Na de bevrijding werd Russel geconfronteerd met de opkomst van de moderne belastingtheorie en de door H.J. Hofstra, Tweede-Kamerlid namens de Partij van de Arbeid, gepropageerde 'socialistische belastingpolitiek'. Deze beschouwde hij als een nauwelijks gecamoufleerd nivelleringsstreven; zijns inziens mocht belastingheffing uitsluitend gericht zijn op de dekking van noodzakelijke publieke lasten en geen instrument zijn in de uitvoering van het overheidsbeleid. Als steeds onderbouwde Russel zijn standpunt met uitspraken van kerkelijke autoriteiten. Toen hij zich in 1948 in zijn artikel 'Crisis van het geweten. Een vermaan tegen fiscaal onrecht. Onzedelijke belastingheffing' in Elseviers Weekblad (30-10-1948) weer eens op Pius XII en diens voorgangers had beroepen om op verkapte wijze tot belastingontwijking aan te sporen, riep dit het ongenoegen op van het hoogste bestuurlijke college van de Nijmeegse universiteit, het door de bisschoppen gedomineerde bestuur van de Sint Radboudstichting. 'Op grond van overwegingen van tactische aard' liet men het bij een vermaning.

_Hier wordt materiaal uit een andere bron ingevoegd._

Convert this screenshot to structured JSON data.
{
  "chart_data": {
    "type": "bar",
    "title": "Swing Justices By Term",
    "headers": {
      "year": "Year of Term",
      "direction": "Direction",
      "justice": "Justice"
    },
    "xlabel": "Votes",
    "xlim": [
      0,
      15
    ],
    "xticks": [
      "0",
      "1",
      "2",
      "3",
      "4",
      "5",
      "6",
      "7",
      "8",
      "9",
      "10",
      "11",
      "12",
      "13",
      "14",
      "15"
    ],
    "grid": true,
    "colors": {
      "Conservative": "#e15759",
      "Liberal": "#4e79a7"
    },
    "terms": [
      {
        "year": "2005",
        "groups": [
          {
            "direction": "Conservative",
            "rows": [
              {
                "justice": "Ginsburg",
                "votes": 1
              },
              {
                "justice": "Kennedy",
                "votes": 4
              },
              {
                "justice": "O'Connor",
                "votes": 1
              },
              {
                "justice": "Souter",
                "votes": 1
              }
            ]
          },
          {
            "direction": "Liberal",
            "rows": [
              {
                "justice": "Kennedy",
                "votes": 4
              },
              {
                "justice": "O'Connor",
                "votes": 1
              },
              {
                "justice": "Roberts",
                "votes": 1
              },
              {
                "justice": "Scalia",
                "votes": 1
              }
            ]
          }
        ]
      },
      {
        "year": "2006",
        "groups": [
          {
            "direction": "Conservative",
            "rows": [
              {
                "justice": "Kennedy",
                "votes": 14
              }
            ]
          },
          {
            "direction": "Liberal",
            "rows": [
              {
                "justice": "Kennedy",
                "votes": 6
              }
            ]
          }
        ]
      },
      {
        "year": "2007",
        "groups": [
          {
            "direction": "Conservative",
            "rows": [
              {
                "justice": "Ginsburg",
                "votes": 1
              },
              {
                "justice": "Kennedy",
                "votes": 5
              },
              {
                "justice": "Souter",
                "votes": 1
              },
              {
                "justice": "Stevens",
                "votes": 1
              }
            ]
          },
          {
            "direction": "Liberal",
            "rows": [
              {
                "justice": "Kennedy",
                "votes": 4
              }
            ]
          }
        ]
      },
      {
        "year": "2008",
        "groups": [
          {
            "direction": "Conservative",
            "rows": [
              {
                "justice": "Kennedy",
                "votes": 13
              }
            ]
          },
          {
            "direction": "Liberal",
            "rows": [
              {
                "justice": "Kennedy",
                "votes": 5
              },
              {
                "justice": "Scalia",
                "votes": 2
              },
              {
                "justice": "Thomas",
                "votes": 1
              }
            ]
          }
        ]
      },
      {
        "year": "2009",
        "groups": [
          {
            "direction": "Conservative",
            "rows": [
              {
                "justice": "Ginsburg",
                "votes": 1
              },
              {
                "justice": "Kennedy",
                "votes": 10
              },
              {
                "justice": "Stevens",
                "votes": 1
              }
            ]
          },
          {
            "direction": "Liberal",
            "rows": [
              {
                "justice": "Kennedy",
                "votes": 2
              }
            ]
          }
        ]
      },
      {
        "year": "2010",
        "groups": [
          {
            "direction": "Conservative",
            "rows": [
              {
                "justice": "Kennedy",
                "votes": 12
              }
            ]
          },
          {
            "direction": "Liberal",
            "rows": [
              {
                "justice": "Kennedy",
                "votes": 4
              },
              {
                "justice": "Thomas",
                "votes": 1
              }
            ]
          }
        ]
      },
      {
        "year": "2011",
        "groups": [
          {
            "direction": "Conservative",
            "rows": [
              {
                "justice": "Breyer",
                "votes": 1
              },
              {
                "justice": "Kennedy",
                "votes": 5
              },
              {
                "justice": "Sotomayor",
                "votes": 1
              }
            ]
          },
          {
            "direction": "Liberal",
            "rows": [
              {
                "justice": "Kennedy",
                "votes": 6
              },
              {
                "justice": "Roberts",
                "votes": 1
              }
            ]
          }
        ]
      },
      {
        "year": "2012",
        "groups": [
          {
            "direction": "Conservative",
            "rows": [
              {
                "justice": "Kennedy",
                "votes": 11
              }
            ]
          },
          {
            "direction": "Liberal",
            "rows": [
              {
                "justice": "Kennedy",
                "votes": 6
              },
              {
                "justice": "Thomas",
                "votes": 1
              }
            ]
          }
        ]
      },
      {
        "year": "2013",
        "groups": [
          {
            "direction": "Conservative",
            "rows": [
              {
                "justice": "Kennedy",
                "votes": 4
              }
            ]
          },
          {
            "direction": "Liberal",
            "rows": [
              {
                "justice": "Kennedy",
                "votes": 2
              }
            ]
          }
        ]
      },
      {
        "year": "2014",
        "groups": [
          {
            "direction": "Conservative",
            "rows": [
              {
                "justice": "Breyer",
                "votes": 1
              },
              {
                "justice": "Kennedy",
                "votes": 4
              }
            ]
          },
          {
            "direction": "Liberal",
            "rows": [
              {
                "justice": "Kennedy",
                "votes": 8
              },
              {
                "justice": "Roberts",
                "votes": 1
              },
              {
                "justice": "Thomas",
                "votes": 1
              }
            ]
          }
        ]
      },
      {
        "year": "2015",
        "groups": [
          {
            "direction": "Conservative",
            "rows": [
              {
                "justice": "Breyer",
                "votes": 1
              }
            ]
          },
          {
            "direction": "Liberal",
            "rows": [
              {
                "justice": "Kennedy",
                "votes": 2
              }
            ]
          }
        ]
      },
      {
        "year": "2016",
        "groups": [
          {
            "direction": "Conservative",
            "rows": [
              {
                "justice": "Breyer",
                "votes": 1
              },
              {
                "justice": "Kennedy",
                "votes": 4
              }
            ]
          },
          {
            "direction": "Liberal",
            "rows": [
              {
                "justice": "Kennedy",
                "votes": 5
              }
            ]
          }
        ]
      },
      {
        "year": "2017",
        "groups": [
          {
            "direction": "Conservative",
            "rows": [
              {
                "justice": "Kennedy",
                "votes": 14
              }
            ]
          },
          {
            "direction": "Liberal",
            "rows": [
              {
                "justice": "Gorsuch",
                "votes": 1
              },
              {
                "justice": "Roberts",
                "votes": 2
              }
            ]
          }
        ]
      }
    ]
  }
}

Russels felheid bracht hem enige jaren later ook in aanraking met de strafrechter. De naoorlogse wetgeving, die veelal op het staatsnoodrecht was gebaseerd, was hem een doorn in het oog. De oprichting van de Fiscale Recherche en de uitvaardiging van het Besluit Uitbreiding Bevoegdheden Belastingambtenaren en het Buitengewoon Navorderingsbesluit beschouwde hij als uitingen van tirannie, waartegen met de grootste kracht gestreden moest worden. In 1950 publiceerde Russel het geruchtmakende artikel 'De rol der fiscale recherche' in De Telegraaf (4-11-1950) over de 'despotie' van minister van Financiën P. Lieftinck (1945-1952) en de ongelukken en 'misdaden' door diens ambtenaren verricht. Hij vergeleek hen met hyena's, wat hem op een proces wegens smaad te staan kwam. Tijdens de rechtszitting veranderde hij de kwalificatie 'hyena's' ('laffe dieren die zich niet op levende mensen werpen') in 'tijgers'. Hij werd door de Amsterdamse rechtbank tot een geldboete, subsidiair tien dagen hechtenis, veroordeeld. Van dit vonnis kwam Russel niet onder de indruk. In de rechtszaal haalde hij zijn aan de kerkvader Hiëronymus ontleende lijfspreuk aan: 'Als uit de waarheid een belediging voortkomt, is het beter dat de belediging wordt geuit, dan dat de waarheid verborgen blijft!'
Gedreven door zijn sterk ontwikkeld rechtsbewustzijn wraakte Russel ook de ontsporingen in de naoorlogse berechting en behandeling van politieke delinquenten. In talrijke publicaties keerde hij zich onverschrokken tegen uitwassen in de bijzondere wetgeving en de bijzondere rechtspleging en signaleerde daarbij de misstanden in de bewakingskampen. Daarnaast trad hij op als raadsman van de om zijn rol binnen de Nationaal-Socialistische Beweging (NSB) berucht geworden en na de bevrijding bestrafte gereformeerde predikant H.W. van der Vaart Smit. In een door deze laatste - op zijn advies - gepubliceerde brochure Kamptoestanden 1944/'45 - 1948 , over de misstanden in de gevangenkampen, schreef Russel een voorwoord. Het boekje verscheen voor het eerst in mei 1949 en beleefde binnen een paar maanden vier drukken, waarmee het tot een oplage kwam van 40.000 exemplaren. De publicatie bleef niet zonder resultaat. In oktober 1949 werd mede op aansporing van minister van Justitie Th.R.J. Wijers (1948-1950) door de parlementaire enquêtecommissie naar het regeringsbeleid in de jaren 1940-1945 een vooronderzoek naar de geboekstaafde wantoestanden ingesteld. Al deze commotie heeft het gratiebeleid wel beïnvloed en het gehalte van de rechtsstaat terdege verhoogd.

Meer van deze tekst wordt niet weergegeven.